How ANU Stacks Up

ANU Bachelor of Arts/Bachelor of Commerce student David Winter compares his experiences at LSE to ANU.

Reputation precedes ANU and LSE. International rankings reflect this. But there is a world of difference between the two. One possesses awe-inspiring architecture, multiculturalism and vision.

 

Recently I completed the LSE International Summer School, the biggest summer school in London, along with over 5,000 students from around the world. Many of which will soon be attempting to follow in the footsteps of LSE alumni come world leaders like JFK, Penny Wong, Lee Kwan Yew, and Ed Milliband.

 

The Summer School is continuing to help turn the grand 100-year-old LSE buildings into modern marvels. In 2008, the Queen opened the stunning New Academic Building. Its foyer has polished wooden floorboards, seats and walls, glass lifts, and a stunning multistory void up to a glass ceiling.

 

The six-story spiral staircase in the LSE Library, the largest social science library in Europe, is just as stunning. Not to mention the new award-winning Saw Swee Hock Student Centre.

 

ANU does have some architecture of comparable standard. The Crawford School’s mix of cottages and modern glass are well mixed into its lakeside surroundings. Some would argue the new science buildings are also marvelous.

 

One difference is consistency. Every building in LSE has the same signage, in the same format, in the same colours. It is a brand. There is even continuity in interior design. The same cannot be said of the ANU brand, let alone its buildings, or its signage.

 

The difference in campus sizes also makes for interesting comparisons. The spread out nature of ANU makes any central hubs of activity hard to create. The fact that there are so many libraries, as opposed to one large one at LSE, also makes a community feel hard to establish. Although, the green fields of ANU are pleasant compared with the loan park at LSE.

 

In terms of course content, although ANU contains many more departments than LSE, it does not teach media or journalism. This was the reason I chose an International Journalism course to complete at the Summer School.

 

Charlie Beckett, former ITV and BBC journalist, convened the course and brought all his connections to bear. Everyday a guest speaker came in to talk to us. The list was impressive: Sarah Marshall from the Wall Street Journal, Matthew Eltringham and Cordelia Hebblethwaite from the BBC, and, Isabel Hardmen from the Spectator, just to name a select few.

 

LSE also held public lectures by world-leading academics throughout the course. Again the Crawford School leads the way in bringing in world leading academics, but struggles to match LSE because unsurprisingly, in terms of world influence, Canberra is no London, and Australia is no United Kingdom.

 

Shinzo Abe’s recent visit is welcome. But as Australia’s National University in Australia’s capital surely these visits by world leaders could be more frequent.
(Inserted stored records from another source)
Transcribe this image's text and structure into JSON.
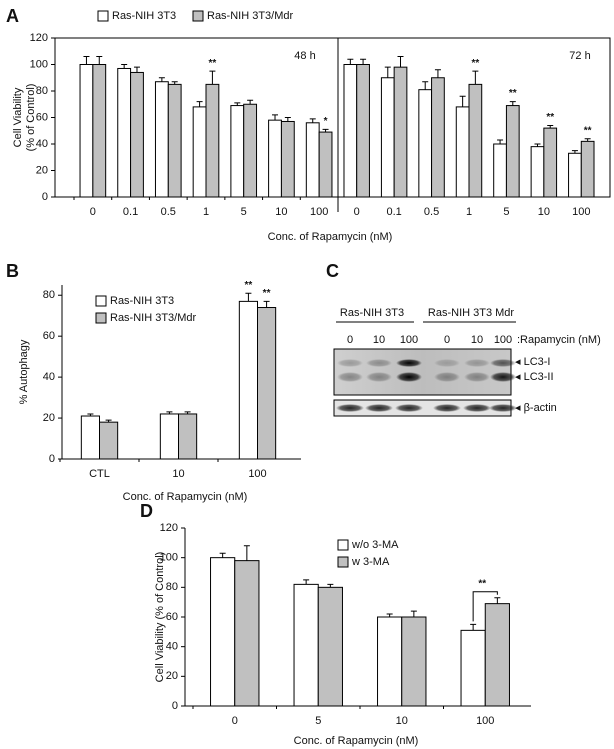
{
  "panel_labels": [
    "A",
    "B",
    "C",
    "D"
  ],
  "chart_data": [
    {
      "type": "bar",
      "annotation": "48 h",
      "ylabel": "Cell Viability\n(% of Control)",
      "xlabel": "Conc. of Rapamycin (nM)",
      "categories": [
        "0",
        "0.1",
        "0.5",
        "1",
        "5",
        "10",
        "100"
      ],
      "series": [
        {
          "name": "Ras-NIH 3T3",
          "color": "#ffffff",
          "values": [
            100,
            97,
            87,
            68,
            69,
            58,
            56
          ],
          "errors": [
            6,
            3,
            3,
            4,
            2,
            4,
            3
          ]
        },
        {
          "name": "Ras-NIH 3T3/Mdr",
          "color": "#c0c0c0",
          "values": [
            100,
            94,
            85,
            85,
            70,
            57,
            49
          ],
          "errors": [
            6,
            4,
            2,
            10,
            3,
            3,
            2
          ],
          "significance": [
            null,
            null,
            null,
            "**",
            null,
            null,
            "*"
          ]
        }
      ],
      "ylim": [
        0,
        120
      ],
      "yticks": [
        0,
        20,
        40,
        60,
        80,
        100,
        120
      ]
    },
    {
      "type": "bar",
      "annotation": "72 h",
      "categories": [
        "0",
        "0.1",
        "0.5",
        "1",
        "5",
        "10",
        "100"
      ],
      "series": [
        {
          "color": "#ffffff",
          "values": [
            100,
            90,
            81,
            68,
            40,
            38,
            33
          ],
          "errors": [
            4,
            8,
            6,
            8,
            3,
            2,
            2
          ]
        },
        {
          "color": "#c0c0c0",
          "values": [
            100,
            98,
            90,
            85,
            69,
            52,
            42
          ],
          "errors": [
            4,
            8,
            6,
            10,
            3,
            2,
            2
          ],
          "significance": [
            null,
            null,
            null,
            "**",
            "**",
            "**",
            "**"
          ]
        }
      ],
      "ylim": [
        0,
        120
      ]
    },
    {
      "type": "bar",
      "ylabel": "% Autophagy",
      "xlabel": "Conc. of Rapamycin (nM)",
      "categories": [
        "CTL",
        "10",
        "100"
      ],
      "series": [
        {
          "name": "Ras-NIH 3T3",
          "color": "#ffffff",
          "values": [
            21,
            22,
            77
          ],
          "errors": [
            1,
            1,
            4
          ],
          "significance": [
            null,
            null,
            "**"
          ]
        },
        {
          "name": "Ras-NIH 3T3/Mdr",
          "color": "#c0c0c0",
          "values": [
            18,
            22,
            74
          ],
          "errors": [
            1,
            1,
            3
          ],
          "significance": [
            null,
            null,
            "**"
          ]
        }
      ],
      "ylim": [
        0,
        85
      ],
      "yticks": [
        0,
        20,
        40,
        60,
        80
      ]
    },
    {
      "type": "bar",
      "ylabel": "Cell Viability (% of Control)",
      "xlabel": "Conc. of Rapamycin (nM)",
      "bracket": true,
      "categories": [
        "0",
        "5",
        "10",
        "100"
      ],
      "series": [
        {
          "name": "w/o 3-MA",
          "color": "#ffffff",
          "values": [
            100,
            82,
            60,
            51
          ],
          "errors": [
            3,
            3,
            2,
            4
          ]
        },
        {
          "name": "w 3-MA",
          "color": "#c0c0c0",
          "values": [
            98,
            80,
            60,
            69
          ],
          "errors": [
            10,
            2,
            4,
            4
          ],
          "significance": [
            null,
            null,
            null,
            "**"
          ]
        }
      ],
      "ylim": [
        0,
        120
      ],
      "yticks": [
        0,
        20,
        40,
        60,
        80,
        100,
        120
      ]
    }
  ],
  "blot": {
    "groups": [
      "Ras-NIH 3T3",
      "Ras-NIH 3T3 Mdr"
    ],
    "treatment": ":Rapamycin (nM)",
    "lanes": [
      "0",
      "10",
      "100",
      "0",
      "10",
      "100"
    ],
    "bands": [
      "LC3-I",
      "LC3-II",
      "β-actin"
    ]
  }
}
Many universities claim to be global, but LSE actually is.

 

My tutorial had Italian, Turkish, American, Canadian, Ukrainian, Australian, Spanish, Singaporean, and many other nationalities, sat around the same table.

 

Unfortunately, again, ANU does not compare. Only a few of my commerce classes have foreign students in them, but unlike LSE they are strictly from the Asia-Pacific region, perhaps indicative of the fact that the reputation of ANU only travels so far.

The amount of things to do in London feels never ending. During my time at LSE, though, this was partly due to the LSE Student Union’s involvement in innumerous events, including: tours to Stonehenge, Cambridge and Oxford, Thames riverboat parties, formal receptions, campus tours, and bar crawls.

 

I have not even heard of ANU trips to parliament house, which as a political science major is mildly concerning.

 

ANU needs money spinners like the various summer schools LSE has. To create these successfully it needs vision.